Gathering Bank Code Information from Local Issuing Authorities

ERP systems providers such as SAP have provided the means for organisations to upload the various local clearing codes into their bank databases using standard interfaces. But as a method of collecting this information, reaching out to various in-country providers of local clearing information can be a costly and time-consuming process. Often, global organisations rely on their local operations to collect and compile the local bank codes from individual countries that are then aggregated at their corporate headquarters. Once collected, each individual country’s bank codes must be loaded into the central ERP system.

Collecting bank codes can be a daunting task.

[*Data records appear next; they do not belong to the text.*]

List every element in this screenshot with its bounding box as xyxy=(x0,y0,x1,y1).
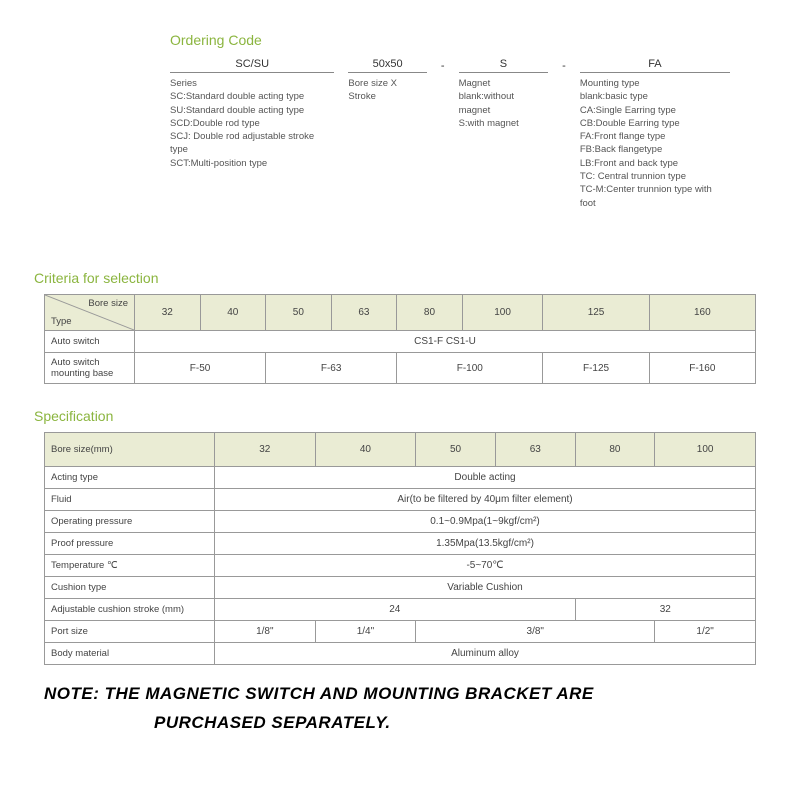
criteria-table: Bore size Type 3240506380100125160 Auto … xyxy=(44,294,756,384)
criteria-row1-value: CS1-F CS1-U xyxy=(135,331,756,353)
spec-bore-80: 80 xyxy=(575,433,655,467)
spec-row-label: Operating pressure xyxy=(45,511,215,533)
diag-top-label: Bore size xyxy=(88,298,128,309)
spec-bore-label: Bore size(mm) xyxy=(45,433,215,467)
spec-bore-50: 50 xyxy=(416,433,496,467)
criteria-mount-F-160: F-160 xyxy=(649,353,755,384)
criteria-title: Criteria for selection xyxy=(34,270,756,286)
ordering-col-header: SC/SU xyxy=(170,58,334,73)
spec-row-label: Adjustable cushion stroke (mm) xyxy=(45,599,215,621)
ordering-col-3: FA Mounting typeblank:basic typeCA:Single… xyxy=(580,58,730,210)
spec-row-label: Proof pressure xyxy=(45,533,215,555)
note-line2: PURCHASED SEPARATELY. xyxy=(44,709,756,738)
spec-cell: Double acting xyxy=(215,467,756,489)
criteria-bore-80: 80 xyxy=(397,295,463,331)
criteria-diag-cell: Bore size Type xyxy=(45,295,135,331)
spec-cell: 1/4" xyxy=(315,621,416,643)
ordering-col-1: 50x50 Bore size X Stroke xyxy=(348,58,427,210)
ordering-title: Ordering Code xyxy=(170,32,730,48)
spec-cell: 24 xyxy=(215,599,576,621)
spec-row-label: Cushion type xyxy=(45,577,215,599)
spec-cell: 1/2" xyxy=(655,621,756,643)
spec-cell: 1.35Mpa(13.5kgf/cm²) xyxy=(215,533,756,555)
note-line1: NOTE: THE MAGNETIC SWITCH AND MOUNTING B… xyxy=(44,684,594,703)
note-text: NOTE: THE MAGNETIC SWITCH AND MOUNTING B… xyxy=(44,680,756,738)
dash: - xyxy=(562,58,566,210)
spec-cell: Aluminum alloy xyxy=(215,643,756,665)
spec-section: Specification Bore size(mm) 324050638010… xyxy=(44,408,756,665)
spec-cell: 3/8" xyxy=(416,621,655,643)
ordering-col-header: 50x50 xyxy=(348,58,427,73)
ordering-col-desc: SeriesSC:Standard double acting typeSU:S… xyxy=(170,77,334,170)
ordering-col-0: SC/SU SeriesSC:Standard double acting typ… xyxy=(170,58,334,210)
criteria-section: Criteria for selection Bore size Type 32… xyxy=(44,270,756,384)
spec-bore-100: 100 xyxy=(655,433,756,467)
spec-cell: 32 xyxy=(575,599,755,621)
spec-row-label: Port size xyxy=(45,621,215,643)
criteria-bore-125: 125 xyxy=(543,295,649,331)
criteria-row1-label: Auto switch xyxy=(45,331,135,353)
spec-title: Specification xyxy=(34,408,756,424)
criteria-bore-32: 32 xyxy=(135,295,201,331)
spec-cell: Variable Cushion xyxy=(215,577,756,599)
ordering-col-desc: Mounting typeblank:basic typeCA:Single E… xyxy=(580,77,730,210)
spec-cell: 1/8" xyxy=(215,621,316,643)
criteria-mount-F-125: F-125 xyxy=(543,353,649,384)
spec-bore-32: 32 xyxy=(215,433,316,467)
criteria-row2-label: Auto switch mounting base xyxy=(45,353,135,384)
spec-bore-63: 63 xyxy=(495,433,575,467)
spec-cell: 0.1~0.9Mpa(1~9kgf/cm²) xyxy=(215,511,756,533)
spec-row-label: Body material xyxy=(45,643,215,665)
ordering-col-header: FA xyxy=(580,58,730,73)
spec-row-label: Temperature ℃ xyxy=(45,555,215,577)
spec-table: Bore size(mm) 3240506380100 Acting typeD… xyxy=(44,432,756,665)
ordering-code-section: Ordering Code SC/SU SeriesSC:Standard dou… xyxy=(170,32,730,210)
spec-row-label: Acting type xyxy=(45,467,215,489)
ordering-col-2: S Magnetblank:without magnetS:with magnet xyxy=(459,58,549,210)
spec-cell: Air(to be filtered by 40μm filter elemen… xyxy=(215,489,756,511)
criteria-mount-F-100: F-100 xyxy=(397,353,543,384)
diag-bot-label: Type xyxy=(51,316,72,327)
ordering-col-desc: Magnetblank:without magnetS:with magnet xyxy=(459,77,549,130)
spec-row-label: Fluid xyxy=(45,489,215,511)
ordering-col-desc: Bore size X Stroke xyxy=(348,77,427,104)
ordering-code-row: SC/SU SeriesSC:Standard double acting typ… xyxy=(170,58,730,210)
ordering-col-header: S xyxy=(459,58,549,73)
criteria-bore-40: 40 xyxy=(200,295,266,331)
criteria-mount-F-63: F-63 xyxy=(266,353,397,384)
criteria-bore-100: 100 xyxy=(462,295,543,331)
criteria-mount-F-50: F-50 xyxy=(135,353,266,384)
spec-cell: -5~70℃ xyxy=(215,555,756,577)
criteria-bore-63: 63 xyxy=(331,295,397,331)
criteria-bore-50: 50 xyxy=(266,295,332,331)
criteria-bore-160: 160 xyxy=(649,295,755,331)
spec-bore-40: 40 xyxy=(315,433,416,467)
dash: - xyxy=(441,58,445,210)
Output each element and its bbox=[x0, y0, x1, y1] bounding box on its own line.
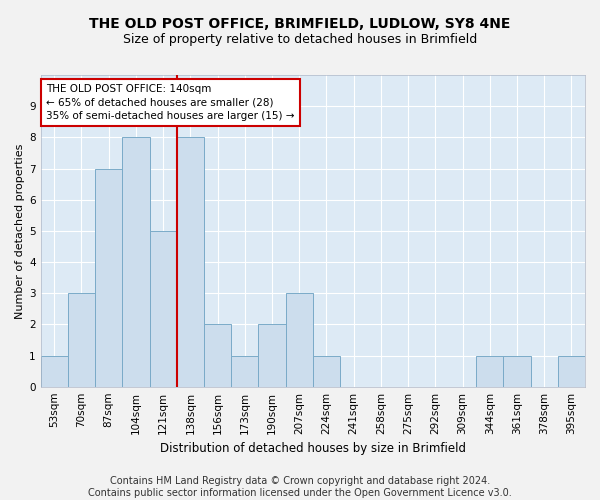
Y-axis label: Number of detached properties: Number of detached properties bbox=[15, 143, 25, 318]
Bar bbox=[558, 356, 585, 386]
Bar bbox=[68, 293, 95, 386]
Bar bbox=[286, 293, 313, 386]
Bar bbox=[149, 231, 177, 386]
Text: Size of property relative to detached houses in Brimfield: Size of property relative to detached ho… bbox=[123, 32, 477, 46]
Bar bbox=[231, 356, 259, 386]
Bar bbox=[122, 138, 149, 386]
Bar bbox=[204, 324, 231, 386]
Bar bbox=[177, 138, 204, 386]
Bar bbox=[476, 356, 503, 386]
Bar bbox=[313, 356, 340, 386]
Text: THE OLD POST OFFICE: 140sqm
← 65% of detached houses are smaller (28)
35% of sem: THE OLD POST OFFICE: 140sqm ← 65% of det… bbox=[46, 84, 295, 121]
Bar bbox=[503, 356, 530, 386]
Bar bbox=[41, 356, 68, 386]
Bar bbox=[95, 168, 122, 386]
Text: Contains HM Land Registry data © Crown copyright and database right 2024.
Contai: Contains HM Land Registry data © Crown c… bbox=[88, 476, 512, 498]
Text: THE OLD POST OFFICE, BRIMFIELD, LUDLOW, SY8 4NE: THE OLD POST OFFICE, BRIMFIELD, LUDLOW, … bbox=[89, 18, 511, 32]
X-axis label: Distribution of detached houses by size in Brimfield: Distribution of detached houses by size … bbox=[160, 442, 466, 455]
Bar bbox=[259, 324, 286, 386]
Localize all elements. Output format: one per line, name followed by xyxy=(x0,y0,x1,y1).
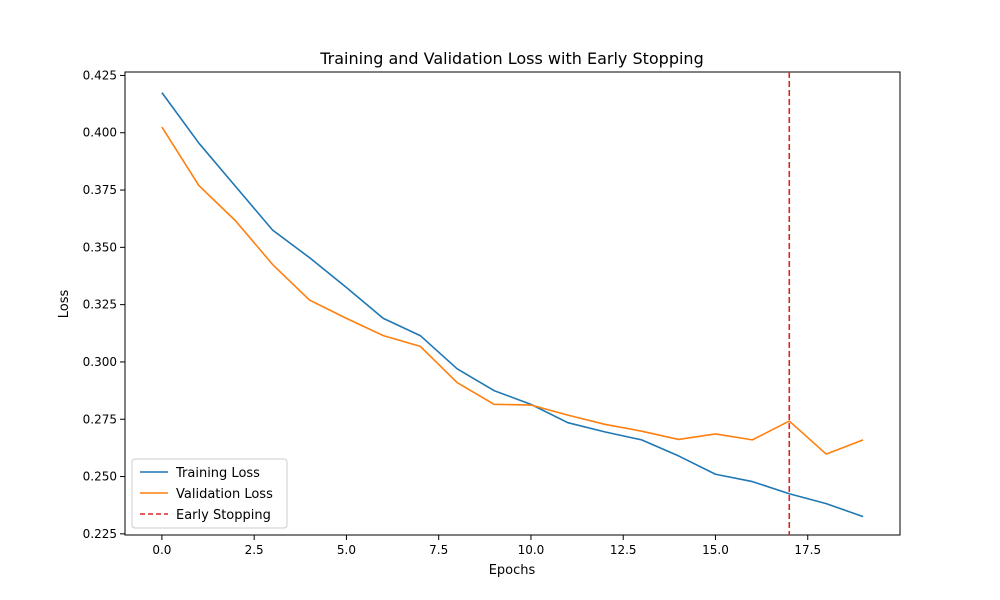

Multinational corporates typically need to gather data sets from dozens if not hundreds of different sources. Each source will vary in terms of the way the data is formatted, the frequency with which the data is updated and the degree of accuracy. Assuming a corporate can successfully navigate these various hurdles, there is still the matter of combining these different data sets to create a normalised, fully integrated and cross-referenced data source. For example, a bank office in New York City may have an American Bankers Association (ABA) code, a Clearing House Interbank Payments System (CHIPS) code and a BIC. It’s very challenging for a corporate to combine data from many disparate sources and understand how best to cross-link thousands of records to create an accurate database for effective payment routing.

The ongoing maintenance of this ‘static’ data can be an even bigger challenge. There are over 750,000 bank branch locations worldwide. Bank mergers and acquisitions have a profound impact on the amount of data change and typically require an army of data professionals to properly maintain it. Any lapse in this regard would result in an increase in failed payments, increase in float costs and a resulting increase in non-straight-through processing (STP) bank fees. Depending on where and for whom these transactions are destined, further complications may arise in terms of disruption in production, delivery and sales operations.

Establishing a Global Policy on IBAN Conversion and Payments Data Maintenance

Meeting the SEPA end date requires corporations to ‘forward-fit’ their vendor, supplier and employee account databases from national-level basic BBANs to IBANs. This task is more complex than simply addressing the content of the database as it also encompasses the structural validity of each individual bank account number. Each country in the SEPA region has domestic account algorithms and structural rules and some countries, such as Germany, have algorithms at the individual bank level. Ultimately, the definitive sources for obtaining IBANs for a corporation’s payees are their vendors, suppliers, and employees. Realistically, however, undertaking such a collection effort is a monumental task that is both costly and very time consuming. Fortunately there are a number of reputable third-party firms that provide IBAN generation and validation. However not all firms offer the same level of accuracy and service in this regard. In fact some firms merely apply the BBAN into IBAN formulary without determining the validity of the underlying bank clearing code or national-level basic bank account number while others omit the provision of the correct routing BIC for IBAN payment processing. Therefore, it is highly recommended that corporate treasurers perform a rigorous review of the available vendors in the market to understand what validation checks and sources of bank data are being used to generate accurate IBANs with the correct routing BIC.

While the challenge of maintaining a global database of accurate bank codes and the ability to generate accurate IBANs is a daunting task, with the right partner to assist, it is a process worth undertaking. The end result will be a reliable, accurate and effective database that will facilitate payments and help the organisation meet its A/P goals.